Magistrado ResponsávelCALV
Data da Resolução01 de Junho de 2011
EmissorCourt of Appeal of Coimbra (Portugal)
  1. Relatório: Nos presentes autos de processo comum, com intervenção de tribunal singular, o ministério Publico acusou: - MG..., casado, e residente em … Fornos de Algodres, - IK..., casado, e residente em … Fornos de Algodres, - TT…, Lda., Fornos de Algodres, imputando-lhes a prática, em co-autoria material e na forma continuada, de um crime de abuso de confiança do art. 105º do RGIT, aprovado pela Lei n.º 15/2001, de 5 de Junho, em conjugação com os artigos 26º, 30º, nº2 e 79º do Código Penal, sendo a sociedade arguida ainda por referência ao disposto nos artigos 7º e 12º do RGIT e de um crime de frustração de créditos do artigo 88º, nº1 do RGIT.

*** Efectuado o julgamento foi proferida a seguinte decisão: I – quanto ao arguido MG...: a) absolver o mesmo da prática de um crime de frustração de créditos do artigo 88º, nº1 do RGIT; b) condenar o mesmo pela prática, em co-autoria material e na forma continuada, de um crime de abuso de confiança do art. 105º do RGIT, aprovado pela Lei n.º 15/2001, de 5 de Junho, em conjugação com os artigos 26º, 30º, nº2 e 79º do Código Penal, na pena de 2 (dois) anos de prisão; c) suspender a execução da pena de prisão aplicada pelo período de 4 (quatro) anos na condição deste, em idêntico período, proceder ao pagamento das prestações tributárias em falta, no montante de €144.665,23 e acréscimos legais nesse período, à taxa em vigor, indiciando-se a contagem deste prazo após trânsito da presente condenação; d) condenar o mesmo nas custas do processo que se fixam em 3 (três) UCs.
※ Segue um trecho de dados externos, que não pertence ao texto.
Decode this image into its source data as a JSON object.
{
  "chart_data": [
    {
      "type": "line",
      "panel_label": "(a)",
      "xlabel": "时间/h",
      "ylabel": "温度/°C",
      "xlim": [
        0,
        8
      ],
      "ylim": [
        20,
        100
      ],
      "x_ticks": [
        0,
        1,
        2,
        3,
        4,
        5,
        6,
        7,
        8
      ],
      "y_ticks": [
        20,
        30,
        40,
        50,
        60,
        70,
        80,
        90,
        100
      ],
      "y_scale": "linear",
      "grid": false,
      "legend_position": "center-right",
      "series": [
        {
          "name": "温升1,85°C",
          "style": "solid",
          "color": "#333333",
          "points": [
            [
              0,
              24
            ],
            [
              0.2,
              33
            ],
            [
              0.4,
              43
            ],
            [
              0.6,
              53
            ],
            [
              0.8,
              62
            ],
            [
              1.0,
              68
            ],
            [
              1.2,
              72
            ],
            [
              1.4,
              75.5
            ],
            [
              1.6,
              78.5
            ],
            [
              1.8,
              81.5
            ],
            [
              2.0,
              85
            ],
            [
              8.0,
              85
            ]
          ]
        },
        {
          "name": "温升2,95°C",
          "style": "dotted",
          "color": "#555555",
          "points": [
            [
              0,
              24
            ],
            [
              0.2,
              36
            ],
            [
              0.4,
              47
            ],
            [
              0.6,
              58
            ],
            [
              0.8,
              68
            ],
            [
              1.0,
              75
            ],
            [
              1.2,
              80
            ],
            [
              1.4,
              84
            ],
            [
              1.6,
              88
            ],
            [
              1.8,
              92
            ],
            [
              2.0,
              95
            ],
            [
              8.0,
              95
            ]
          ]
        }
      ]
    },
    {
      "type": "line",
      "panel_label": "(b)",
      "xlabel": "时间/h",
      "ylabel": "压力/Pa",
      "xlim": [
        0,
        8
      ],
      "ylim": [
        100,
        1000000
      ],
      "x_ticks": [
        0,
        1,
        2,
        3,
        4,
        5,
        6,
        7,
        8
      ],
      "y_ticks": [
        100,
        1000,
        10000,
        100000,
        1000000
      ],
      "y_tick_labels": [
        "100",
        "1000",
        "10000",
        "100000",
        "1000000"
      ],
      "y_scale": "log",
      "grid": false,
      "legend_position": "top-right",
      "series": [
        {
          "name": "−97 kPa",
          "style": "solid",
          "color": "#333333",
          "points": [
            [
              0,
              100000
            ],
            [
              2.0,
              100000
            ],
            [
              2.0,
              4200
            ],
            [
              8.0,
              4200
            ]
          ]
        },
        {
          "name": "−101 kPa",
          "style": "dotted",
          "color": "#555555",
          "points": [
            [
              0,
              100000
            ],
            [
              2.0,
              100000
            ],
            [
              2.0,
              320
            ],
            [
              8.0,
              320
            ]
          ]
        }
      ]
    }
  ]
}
*** II– quanto ao arguido IK...: a) absolver o mesmo da prática de um crime de frustração de créditos do artigo 88º, nº1 do RGIT; b) condenar o mesmo pela prática, em co-autoria material e na forma continuada, de um crime de abuso de confiança do art. 105º do RGIT, aprovado pela Lei n.º 15/2001, de 5 de Junho, em conjugação com os artigos 26º, 30º, nº2 e 79º do Código Penal, na pena de 2 (dois) anos de prisão; c) suspender a execução da pena de prisão aplicada pelo período de 4 (quatro) anos na condição deste, em idêntico período, proceder ao pagamento das prestações tributárias em falta, no montante de €144.665,23 e acréscimos legais nesse período, à taxa em vigor, indiciando-se a contagem deste prazo após trânsito da presente condenação; d) condenar o mesmo nas custas do processo que se fixam em 3 (três) UCs.

*** III – quanto à sociedade TT... – LDA.

  1. absolver a mesma da prática de um crime de frustração de créditos do artigo 88º, nº1 do RGIT; b) condenar a mesma pela prática, em co-autoria material e na forma continuada, de um crime de abuso de confiança do art. 105º do RGIT, aprovado pela Lei n.º 15/2001, de 5 de Junho, em conjugação com os artigos 26º, 30º, nº2 e 79º do Código Penal, por referência ao disposto nos artigos 7º e 12º do RGIT, na pena de 500 (quinhentos) dias de multa à taxa diária de €5,00, no total de €2.500,00; d) condenar a mesma nas custas do processo que se fixam em 3 (três) UCs.

*** 2. Não concordando com a decisão proferida, vieram quer o arguido MG...

, a fls. 984/1008 e depois 1078/1102, quer o arguido IK...

(fls. 1012/1069), interpor recurso da mesma.

Assim, 2.1.

O arguido MG..., formulou nas respectivas motivações, as seguintes (transcritas) conclusões: “1° O arguido IK... nunca exerceu qualquer acto de gerência na sociedade arguida, cabendo esta única e exclusivamente ao recorrente.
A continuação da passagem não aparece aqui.